Forest renewal projects that are largely failing still earn carbon credits, fresh research shows.
Forest renewal projects that are largely failing still earn carbon credits, fresh research shows.

Carbon credit projects that claim to fight climate change by regrowing Australia’s forests are largely failing, research has found.

Ten academics from three universities have published a paper that questions the integrity of Australia’s carbon credits.

They analysed 182 projects that use the controversial human-induced regeneration (HIR) method to generate carbon credits for the offset market.

HIR projects are supposed to capture and lock up carbon over time by regenerating native forests through land use changes.

It is not about planting trees. Typically it is about allowing for natural renewal and stopping activities like cattle grazing that might suppress regrowth.

But the paper, published in a prestigious international journal, found the projects are largely failing and forests are not regenerating as anticipated.

Dr Megan Evans from UNSW Canberra said there is an enormous price to pay when carbon credits don’t actually offset the emissions of the companies buying them.

“It makes climate change worse,” she said.

Dr Evans and other researchers are unsurprised by the findings, given the projects are mainly located in dry, outback areas in Queensland, NSW and Western Australia.

“Almost 80 per cent of the projects experienced negative or negligible change in tree cover over the study period,” said Australian National University professor Andrew Macintosh, who worked on the paper.

“The projects in the study received more than 27 million credits over the period of analysis and most of them claim regeneration started around 2010 to 2014.

“Their effects on woody vegetation cover should be very clear by now but the data suggest tree cover has barely increased at all and, in many cases, it has gone backwards.”

Overall, woody cover increased just 0.8 per cent, forest cover was up 3.6 per cent and sparse woody cover was down 2.8 per cent.

ANU professor Don Butler led the statistical analysis in the study and said vegetation changes largely mirrored what was happening in surrounding areas not generating carbon credits.

He said that suggests changes have more to do with external factors, like rainfall.
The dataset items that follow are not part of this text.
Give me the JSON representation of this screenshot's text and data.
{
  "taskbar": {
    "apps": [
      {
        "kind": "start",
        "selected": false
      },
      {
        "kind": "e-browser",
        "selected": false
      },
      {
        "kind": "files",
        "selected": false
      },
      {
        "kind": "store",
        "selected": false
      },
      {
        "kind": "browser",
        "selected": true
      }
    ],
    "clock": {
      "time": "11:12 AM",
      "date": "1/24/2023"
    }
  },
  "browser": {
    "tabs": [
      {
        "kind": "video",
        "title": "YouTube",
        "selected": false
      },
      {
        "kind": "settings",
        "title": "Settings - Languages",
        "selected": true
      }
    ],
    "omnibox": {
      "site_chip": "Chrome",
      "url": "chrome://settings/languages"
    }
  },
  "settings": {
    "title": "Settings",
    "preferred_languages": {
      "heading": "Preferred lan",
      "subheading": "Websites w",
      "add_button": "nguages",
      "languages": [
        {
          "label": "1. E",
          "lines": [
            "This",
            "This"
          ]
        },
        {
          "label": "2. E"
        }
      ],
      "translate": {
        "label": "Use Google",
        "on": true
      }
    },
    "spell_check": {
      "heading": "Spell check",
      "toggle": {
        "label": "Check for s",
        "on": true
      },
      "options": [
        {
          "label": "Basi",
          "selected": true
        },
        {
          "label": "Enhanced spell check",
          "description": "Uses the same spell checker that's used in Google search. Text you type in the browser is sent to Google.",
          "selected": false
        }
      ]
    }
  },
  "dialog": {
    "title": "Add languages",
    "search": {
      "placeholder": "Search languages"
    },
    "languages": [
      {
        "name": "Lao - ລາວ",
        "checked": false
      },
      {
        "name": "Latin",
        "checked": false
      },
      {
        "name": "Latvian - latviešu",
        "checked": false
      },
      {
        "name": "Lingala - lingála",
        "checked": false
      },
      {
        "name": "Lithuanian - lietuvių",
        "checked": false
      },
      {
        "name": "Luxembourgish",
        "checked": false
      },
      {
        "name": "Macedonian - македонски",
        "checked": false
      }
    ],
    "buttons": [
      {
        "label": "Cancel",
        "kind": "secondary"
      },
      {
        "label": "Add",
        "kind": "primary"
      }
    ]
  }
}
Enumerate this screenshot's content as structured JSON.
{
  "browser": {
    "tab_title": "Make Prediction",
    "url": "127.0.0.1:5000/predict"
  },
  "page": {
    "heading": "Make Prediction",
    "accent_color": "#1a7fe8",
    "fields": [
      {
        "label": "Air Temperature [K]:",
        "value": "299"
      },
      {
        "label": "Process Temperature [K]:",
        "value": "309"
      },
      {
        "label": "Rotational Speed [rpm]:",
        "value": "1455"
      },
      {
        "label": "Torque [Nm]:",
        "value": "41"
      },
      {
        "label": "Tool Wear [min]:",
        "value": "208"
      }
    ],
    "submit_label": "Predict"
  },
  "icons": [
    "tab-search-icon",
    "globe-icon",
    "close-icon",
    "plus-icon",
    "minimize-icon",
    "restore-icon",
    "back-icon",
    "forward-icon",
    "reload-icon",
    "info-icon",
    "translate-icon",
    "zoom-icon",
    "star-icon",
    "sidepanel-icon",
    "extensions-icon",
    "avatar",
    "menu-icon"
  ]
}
Human induced regeneration is a key part of Australia’s carbon credit scheme. New projects that use the method can no longer be registered but existing projects are still producing carbon credits for big emitters.

Climate Change Minister Chris Bowen has defended HIR projects in the wake of the research.

He pointed to an independent, peer-reviewed statistical analysis commissioned by the Emissions Reduction Assurance Committee that found HIR projects had resulted in a significant increase in vegetation.

The Clean Energy Regulator administers the government’s offset schemes and also said a series of reviews had confirmed the integrity of HIR.

“Every HIR project is subject to at least three independent audits, with an initial independent audit provided when a project first reports and applies to receive Australian carbon credit units.

“The CER only issues carbon credits where a project can demonstrate regenerating native forest.”

The independent Chubb review of Australia’s carbon credit scheme in 2023 did not support the view it was fundamentally flawed but made recommendations to boost transparency and integrity.

It found the HIR method was sound but said projects must face more transparent assessment to ensure carbon sequestration is verifiable, and that project areas will become permanent forest as a direct result of management.

The Carbon Market Institute said critiques must be based on appropriate data and recognise the extra assurance measures now in place.

The new research has been published in Communications Earth & Environment, a peer reviewed, open access scientific journal published by Nature Portfolio.

It is based a government dataset derived from satellite imagery that informs Australia’s national greenhouse accounts.